La seconde consultation vise quant à elle à solliciter des avis et commentaires sur les pratiques permettant de lever les obstacles à la mise en œuvre des projets d’énergies renouvelables, tenant notamment à la durée des procédures d’autorisations ou les problèmes de connexion au réseau.

A noter que cette consultation concerne également la facilitation des accords d’achat d’électricité, notamment transfrontaliers.

Outre ces consultations, deux propositions de loi en matière d’ENR sont actuellement en discussion.

En matière d’énergie solaire, une proposition de loi « visant à permettre l’implantation de panneaux photovoltaïques sur des sites dégradés » a été déposée le 11 octobre 2021au Sénat.

Elle vise à modifier l’article L. 121-12-1 du Code de l’urbanisme en permettant, par exception à son article L. 121-8 (lequel prévoit que les extensions d’urbanisation doivent être réalisées en continuité avec les agglomérations et villages existants), d’autoriser l’implantation d’ouvrages nécessaires à la production d’électricité à partir de l’énergie radiative du soleil sur une friche.

Cette proposition de loi doit être discutée au Sénat en séance publique le 22 février 2022.

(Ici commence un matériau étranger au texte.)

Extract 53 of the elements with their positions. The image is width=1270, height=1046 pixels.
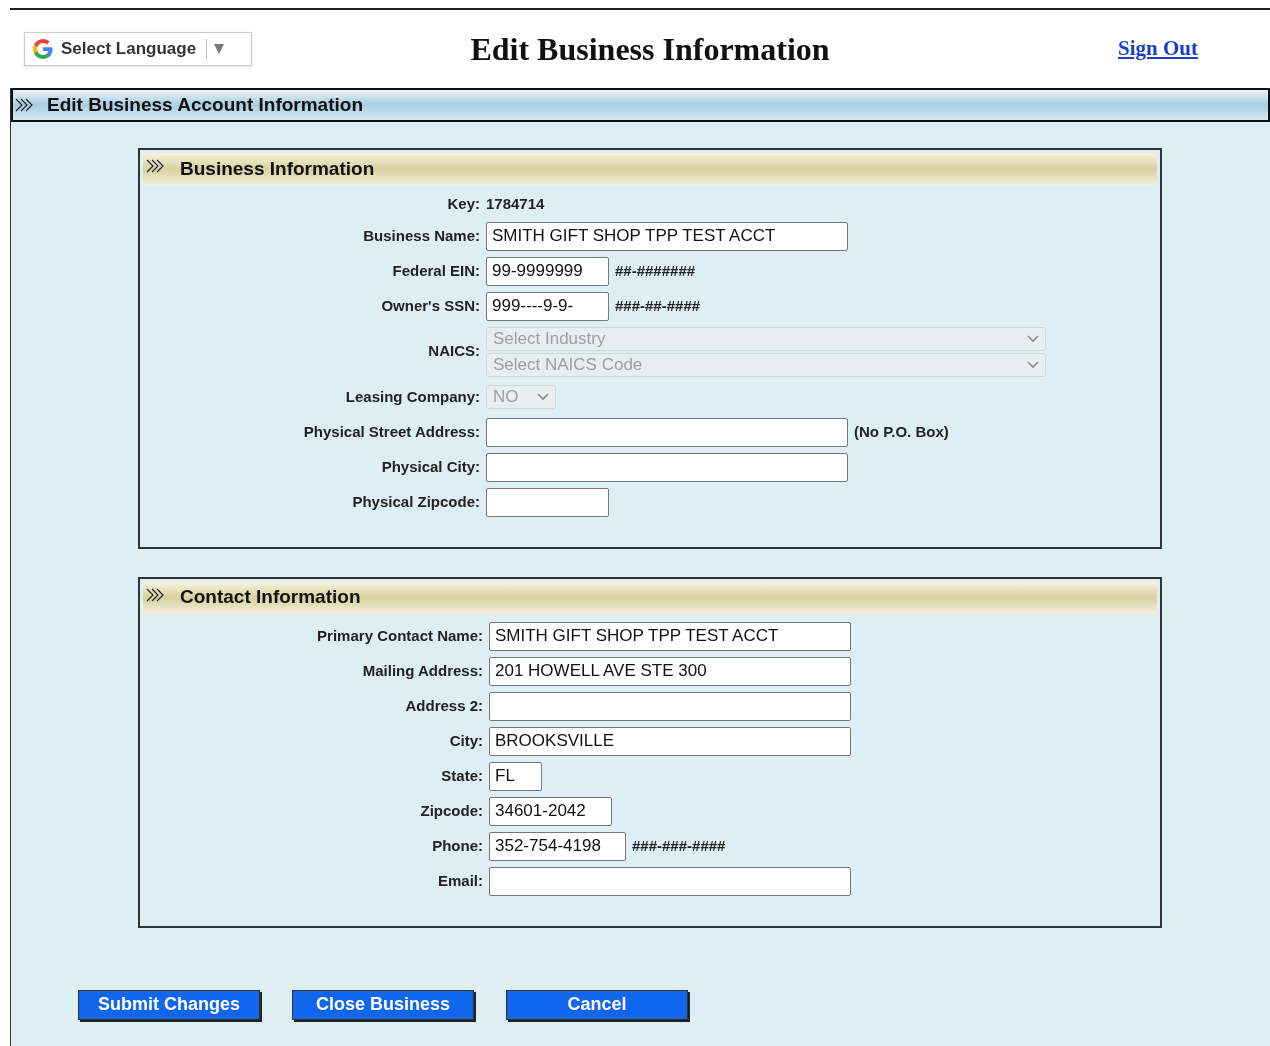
- input-field[interactable]: SMITH GIFT SHOP TPP TEST ACCT: [489, 621, 851, 651]
- input-field[interactable]: 99-9999999: [486, 256, 609, 286]
- field-label: City:: [448, 730, 484, 751]
- field-label: NAICS:: [427, 341, 481, 362]
- g-logo-icon: [31, 37, 55, 61]
- input-field[interactable]: [489, 691, 851, 721]
- field-label: Physical City:: [380, 456, 481, 477]
- input-field[interactable]: BROOKSVILLE: [489, 726, 851, 756]
- panel-title: Edit Business Account Information: [47, 92, 363, 117]
- dropdown-arrow-icon: [213, 43, 226, 55]
- action-button[interactable]: Submit Changes: [78, 989, 260, 1020]
- input-field[interactable]: [486, 452, 848, 482]
- field-label: Primary Contact Name:: [316, 625, 484, 646]
- caret-icon: [1027, 334, 1039, 343]
- format-hint: (No P.O. Box): [854, 421, 949, 442]
- input-field[interactable]: 34601-2042: [489, 796, 612, 826]
- action-button[interactable]: Cancel: [506, 989, 688, 1020]
- field-label: Business Name:: [362, 225, 481, 246]
- field-label: State:: [440, 765, 484, 786]
- format-hint: ##-#######: [615, 260, 696, 281]
- section-title: Business Information: [180, 156, 375, 181]
- field-label: Address 2:: [404, 695, 484, 716]
- caret-icon: [1027, 360, 1039, 369]
- field-label: Mailing Address:: [361, 660, 484, 681]
- sign-out-link[interactable]: Sign Out: [1118, 33, 1198, 65]
- field-label: Leasing Company:: [344, 386, 481, 407]
- input-field[interactable]: [489, 866, 851, 896]
- field-label: Physical Street Address:: [302, 421, 481, 442]
- field-label: Key:: [446, 194, 481, 214]
- caret-icon: [537, 393, 549, 401]
- language-selector[interactable]: Select Language: [24, 32, 252, 66]
- field-label: Phone:: [431, 835, 484, 856]
- input-field[interactable]: [486, 417, 848, 447]
- input-field[interactable]: FL: [489, 761, 542, 791]
- chevrons-icon: [146, 159, 166, 173]
- field-label: Federal EIN:: [391, 260, 481, 281]
- field-label: Zipcode:: [419, 800, 484, 821]
- input-field[interactable]: 352-754-4198: [489, 831, 626, 861]
- chevrons-icon: [146, 587, 166, 602]
- format-hint: ###-##-####: [615, 295, 701, 316]
- input-field[interactable]: 999----9-9-: [486, 291, 609, 321]
- chevrons-icon: [15, 98, 35, 112]
- field-label: Email:: [437, 870, 484, 891]
- field-label: Physical Zipcode:: [351, 491, 481, 512]
- input-field[interactable]: SMITH GIFT SHOP TPP TEST ACCT: [486, 221, 848, 251]
- field-label: Owner's SSN:: [380, 295, 481, 316]
- key-value: 1784714: [486, 194, 545, 214]
- format-hint: ###-###-####: [632, 835, 726, 856]
- input-field[interactable]: 201 HOWELL AVE STE 300: [489, 656, 851, 686]
- section-title: Contact Information: [180, 585, 361, 610]
- action-button[interactable]: Close Business: [292, 989, 474, 1020]
- input-field[interactable]: [486, 487, 609, 517]
- page-title: Edit Business Information: [469, 30, 831, 69]
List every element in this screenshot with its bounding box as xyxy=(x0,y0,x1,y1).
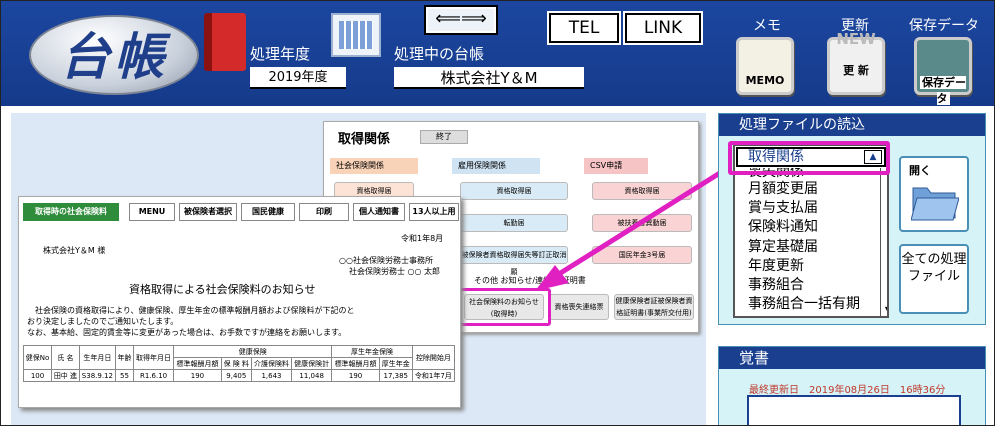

Enfin, en matière d’éolien cette fois, une proposition de loi « visant à stopper le développement anarchique de l’éolien» a été déposée le 25 janvier dernier à l’Assemblée Nationale et a été renvoyée à la Commission du développement durable et de l’aménagement du territoire.

Cette proposition de loi, très hostile à l’éolien, vise notamment à permettre aux conseils municipaux d’avoir, par délibération, un droit de véto afin d’interdire le dépôt d’une demande d’autorisation environnementale en vue de l’installation d’une éolienne.

Paquet énergie climat : l’Union européenne atteint les objectifs fixés en matière de mix énergétique

Pour mémoire, l’un des grands objectifs fixés par le « Paquet énergie-climat » adopté le 12 décembre 2008, était d’atteindre une part de 20 % d’énergies renouvelables dans la consommation d’énergie totale à l’horizon 2020.

Et les statistiques publiées par la Commission européenne le 18 janvier 2022 ici commentées, et notamment le baromètre élaboré pour chaque Etat de l’Union Européenne relatif à la part d’énergies renouvelables dans le mix énergétique, nous indiquent que cet objectif est globalement atteint.

En effet, il ressort de cette analyse que l’Union Européenne a atteint une part de 22,1 % d’énergies renouvelables dans sa consommation finale d’énergie, dépassant de 2 % l’objectif ainsi fixé.

En regardant ce baromètre dans le détail, on notera que seule la France n’atteint pas tout à fait l’objectif, avec une part d’énergie renouvelable de 19,1 % dans le mix énergétique.

Enfin, cette publication informe utilement sur la provenance et l’utilisation des énergies renouvelables au sein de l’Union Européenne. De manière générale :

« – le vent et l’eau fournissent la part la plus importante de l’énergie renouvelable ;

– l’énergie solaire est la source d’énergie ayant la croissance la plus rapide ;

– 10,2 % des énergies renouvelables ont été utilisées dans les activités de transport en 2020 ».